The people at Equifax will probably lose their jobs. Eh, so what. The shortage of skilled talent in information security is so high, they will be employed again soon.

The auditors who “passed” Equifax as secure and complaint, they probably have clients lined up out the door to buy their high-volume, low-cost, cut-rate, audits. When people have convinced yourself that “we got this security issue under control” no amount of data to the contrary will convince them otherwise.

Trust Economy

We are in a new age. An age where outrage is meaningless. It does not motivate people to change. Outrage is junk food. We gobble up big greasy bags full of indignant outrage, smack our lips in satisfaction, and then flop down on the couch to drool.  Each new breach is just another bag of junk. It tastes good, but makes us sick. And we line up like addicts to get the next bag.

In an age where outrage has no meaning, it serves no purpose. We must shift the focus to those we can trust, rather than those who wrong us. This is why so much of information security thinking is backwards.  We obsess about the people who are out to get us. Yet, that does nothing to stop them. It makes us feel like we are doing something without actually accomplishing anything substantive.

I believe we need to focus on the people, products, and institutions we CAN trust. This is a small, and possibly dwindling, list. However, it shifts the focus to areas where we can make change. Rather than build castles to keep out the huns, we must be building communities of partners.  Rather than spending money on more next-generation boxes of magic, we must focus on making the technologies we have do the work we need. Rather than focus on the institutions we cannot trust, let’s focus on the ones we can trust.

Be the Change

When you want to change behavior, you essentially have two ways to do that:

  • Tell people to change
  • Change yourself

In my experience, telling people to change, rarely works. It does not matter how true your facts are.  People will believe what they want to believe.

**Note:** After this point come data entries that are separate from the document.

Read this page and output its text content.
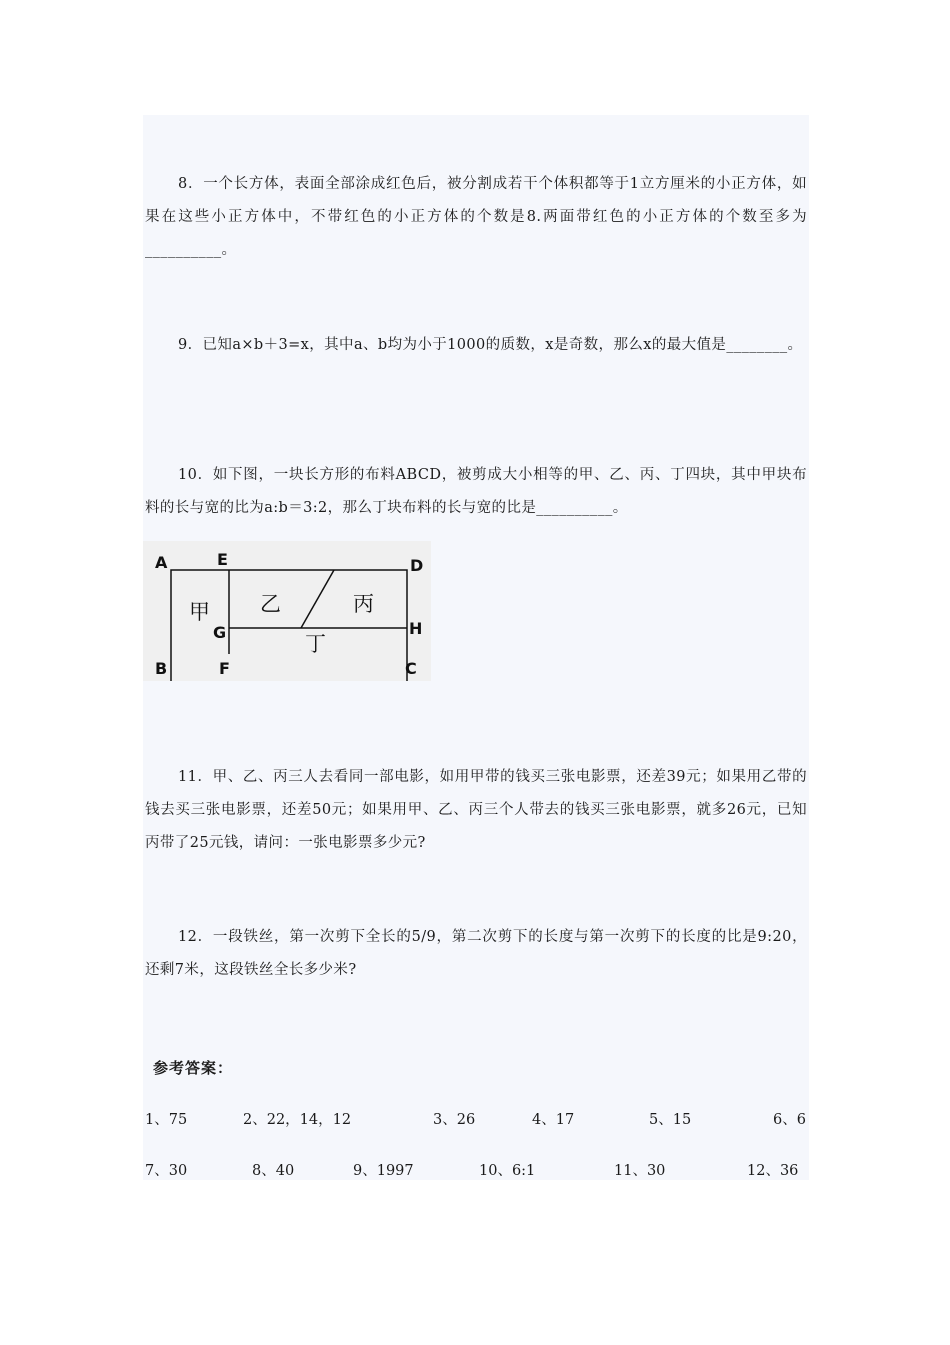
8．一个长方体，表面全部涂成红色后，被分割成若干个体积都等于1立方厘米的小正方体，如果在这些小正方体中，不带红色的小正方体的个数是8.两面带红色的小正方体的个数至多为__________。

9．已知a×b＋3=x，其中a、b均为小于1000的质数，x是奇数，那么x的最大值是________。

10．如下图，一块长方形的布料ABCD，被剪成大小相等的甲、乙、丙、丁四块，其中甲块布料的长与宽的比为a:b＝3:2，那么丁块布料的长与宽的比是__________。

A	E	D
G	H
B	F	C
甲 乙	丙
丁

11．甲、乙、丙三人去看同一部电影，如用甲带的钱买三张电影票，还差39元；如果用乙带的钱去买三张电影票，还差50元；如果用甲、乙、丙三个人带去的钱买三张电影票，就多26元，已知丙带了25元钱，请问：一张电影票多少元?

12．一段铁丝，第一次剪下全长的5/9，第二次剪下的长度与第一次剪下的长度的比是9:20，还剩7米，这段铁丝全长多少米?

参考答案：

1、75	2、22，14，12	3、26	4、17	5、15	6、6
7、30	8、40	9、1997	10、6:1	11、30	12、36
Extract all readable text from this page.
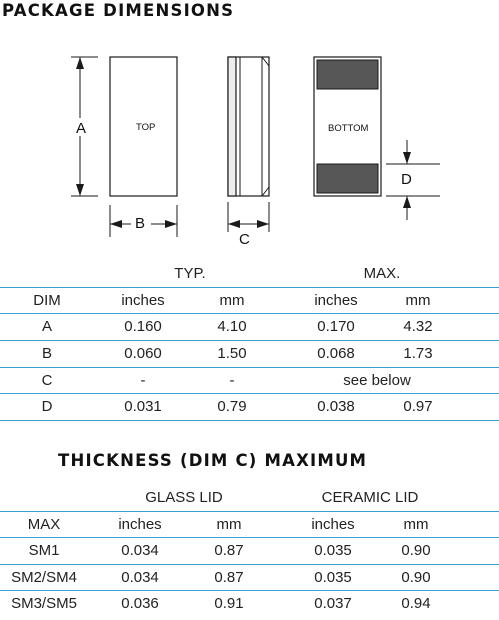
PACKAGE DIMENSIONS
TOP	BOTTOM
A
B
C
D
TYP.	MAX.
DIM	inches	mm	inches	mm
A	0.160	4.10	0.170	4.32
B	0.060	1.50	0.068	1.73
C	-	-	see below
D	0.031	0.79	0.038	0.97
THICKNESS (DIM C) MAXIMUM
GLASS LID	CERAMIC LID
MAX	inches	mm	inches	mm
SM1	0.034	0.87	0.035	0.90
SM2/SM4	0.034	0.87	0.035	0.90
SM3/SM5	0.036	0.91	0.037	0.94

However, when you make the change yourself, others will follow. I believe the companies that do have good security have a duty to share their good ideas and successes. Netflix, comes to mind here.  They have built a number of cool security capabilities such as security monkeyscumblr, and stethoscope. Rather than horde it all for themselves, they shared it openly. It helped all of us. They made the changes, and then showed us the way.

Be the change you want to see in security. Do not give Equifax any more of your time, data, or attention. They have lost our trust.  They need to re-earn it.

Now, stop projecting your outrage and go do what you know is right.